A question that I always ask an author is “how are early sales going?”, for the first time ever I received a reply of “I don’t know”. Based on the fact that Dr Keren was paid to write the book, someone else paid to have it printed, and he is going to use it as required reading in one of his courses, this reply should not have been a surprise!

This is completely different from the Trade Press world. The author always cares about sales.

Another question I posed:

Q: While reading your book, particularly the early chapters the word ‘Carnage’ kept popping into my head. What I found interesting was the Blogs that you were particularly ruthless with, tended to be North American. Can any conclusion be drawn?
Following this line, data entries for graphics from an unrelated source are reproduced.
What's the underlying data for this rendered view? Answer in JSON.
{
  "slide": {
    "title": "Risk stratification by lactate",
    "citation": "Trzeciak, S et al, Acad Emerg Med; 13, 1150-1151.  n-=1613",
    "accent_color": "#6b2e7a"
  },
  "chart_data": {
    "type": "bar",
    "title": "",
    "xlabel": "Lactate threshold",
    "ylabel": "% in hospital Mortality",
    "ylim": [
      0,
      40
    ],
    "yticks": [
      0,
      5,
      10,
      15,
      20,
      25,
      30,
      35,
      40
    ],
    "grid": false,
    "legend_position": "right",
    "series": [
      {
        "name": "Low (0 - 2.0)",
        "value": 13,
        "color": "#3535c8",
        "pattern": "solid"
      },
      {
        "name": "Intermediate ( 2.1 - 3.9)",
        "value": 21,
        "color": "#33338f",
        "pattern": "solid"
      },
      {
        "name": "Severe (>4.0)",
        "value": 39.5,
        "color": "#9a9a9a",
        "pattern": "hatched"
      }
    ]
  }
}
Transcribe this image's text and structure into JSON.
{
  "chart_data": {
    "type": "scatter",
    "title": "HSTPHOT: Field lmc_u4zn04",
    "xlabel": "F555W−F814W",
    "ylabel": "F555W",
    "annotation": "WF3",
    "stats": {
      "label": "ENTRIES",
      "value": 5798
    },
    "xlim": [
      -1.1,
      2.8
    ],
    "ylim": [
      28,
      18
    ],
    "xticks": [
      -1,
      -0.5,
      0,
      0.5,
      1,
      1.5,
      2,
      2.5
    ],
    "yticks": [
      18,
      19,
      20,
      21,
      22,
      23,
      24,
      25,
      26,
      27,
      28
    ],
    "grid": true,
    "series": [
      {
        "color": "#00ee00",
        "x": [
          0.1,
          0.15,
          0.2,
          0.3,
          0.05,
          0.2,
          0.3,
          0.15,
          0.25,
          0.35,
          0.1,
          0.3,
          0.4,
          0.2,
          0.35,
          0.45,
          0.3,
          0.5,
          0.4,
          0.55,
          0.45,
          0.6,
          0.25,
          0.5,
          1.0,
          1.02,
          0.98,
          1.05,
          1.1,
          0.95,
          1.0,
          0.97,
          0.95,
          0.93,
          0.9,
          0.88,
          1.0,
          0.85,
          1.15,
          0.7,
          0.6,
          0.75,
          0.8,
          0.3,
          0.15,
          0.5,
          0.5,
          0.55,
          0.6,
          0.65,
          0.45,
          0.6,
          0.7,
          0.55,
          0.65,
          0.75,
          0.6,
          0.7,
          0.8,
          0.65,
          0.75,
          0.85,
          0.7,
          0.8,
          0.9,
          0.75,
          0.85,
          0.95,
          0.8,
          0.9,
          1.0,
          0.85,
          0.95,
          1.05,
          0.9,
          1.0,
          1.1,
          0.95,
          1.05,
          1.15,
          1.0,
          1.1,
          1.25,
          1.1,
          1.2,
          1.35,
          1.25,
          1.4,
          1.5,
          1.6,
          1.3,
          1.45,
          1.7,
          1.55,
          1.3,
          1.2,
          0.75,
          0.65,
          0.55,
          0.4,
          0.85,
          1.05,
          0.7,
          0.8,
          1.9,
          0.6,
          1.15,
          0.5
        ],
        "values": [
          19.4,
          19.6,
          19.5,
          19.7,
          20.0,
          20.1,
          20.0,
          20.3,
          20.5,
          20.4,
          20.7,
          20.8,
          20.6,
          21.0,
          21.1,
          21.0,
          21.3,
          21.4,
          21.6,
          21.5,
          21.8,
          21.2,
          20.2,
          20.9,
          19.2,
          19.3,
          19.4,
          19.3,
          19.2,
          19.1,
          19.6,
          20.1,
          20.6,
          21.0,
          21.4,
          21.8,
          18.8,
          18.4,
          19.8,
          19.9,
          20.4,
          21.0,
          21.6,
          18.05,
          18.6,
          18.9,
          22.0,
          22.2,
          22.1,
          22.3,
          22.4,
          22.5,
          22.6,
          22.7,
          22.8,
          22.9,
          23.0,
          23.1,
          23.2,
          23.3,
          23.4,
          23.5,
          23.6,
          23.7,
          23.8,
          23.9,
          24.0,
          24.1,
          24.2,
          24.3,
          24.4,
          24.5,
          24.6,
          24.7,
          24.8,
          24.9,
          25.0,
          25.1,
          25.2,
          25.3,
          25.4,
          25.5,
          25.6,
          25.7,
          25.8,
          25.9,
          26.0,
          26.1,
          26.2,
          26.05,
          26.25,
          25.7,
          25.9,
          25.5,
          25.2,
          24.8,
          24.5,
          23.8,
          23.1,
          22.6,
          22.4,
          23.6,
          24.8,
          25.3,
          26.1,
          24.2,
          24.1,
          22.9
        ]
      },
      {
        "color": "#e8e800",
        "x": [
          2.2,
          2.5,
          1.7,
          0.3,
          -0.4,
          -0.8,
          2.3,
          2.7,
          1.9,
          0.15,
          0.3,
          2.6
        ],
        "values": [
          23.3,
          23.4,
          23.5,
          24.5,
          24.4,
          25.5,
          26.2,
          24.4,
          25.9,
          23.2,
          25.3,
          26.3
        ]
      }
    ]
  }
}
A: There are many legitimate interpretations that can be given to a book. My own approach, as far as I can judge, has been anything but ruthless. No conclusions can be drawn from this study on North American versus other blogs as the book makes it very clear that the cases chosen for analysis do not constitute a sample.

This answer was interesting, the whole premise of the book is to doubt the worth of blogging, yet in this answer he points out that the blogs do not constitute a sample!

One question that I almost got a sensible answer to concerned the nine bloggers that he systematically tears apart.

Q: Did you have any conversations with any of the victims? And have you received any feedback from any of them?

A: I am not sure I follow the reference to the blogs analyzed in this study as victims. Would you call the subjects of my former book analyzing characters in twentieth century literature, such as Thomas Mann’s Hans Kastorp or Albert Camus’s Meursault, “victims”? I referred to the blogs as published texts open for analysis and did not deal with or have conversations with their authors.

From an ethical standpoint I found this answer very disturbing, to decimate the writings of 9 living and mostly active writers without the decency of contacting them first is not a very good approach. It is certainly not one that I or any writer that I have met would do.

Once again we are back to the Academic v Trade question. As a Trade writer I am concerned about being on good terms with fellow writers, which apparently is of no interest to Dr Keren and his agenda.

Dr Michael Keren has done little to break down the wall between academia and the real world with his approach. Doing some searching online reveals no interviews with him to date, so this is about as good as it gets!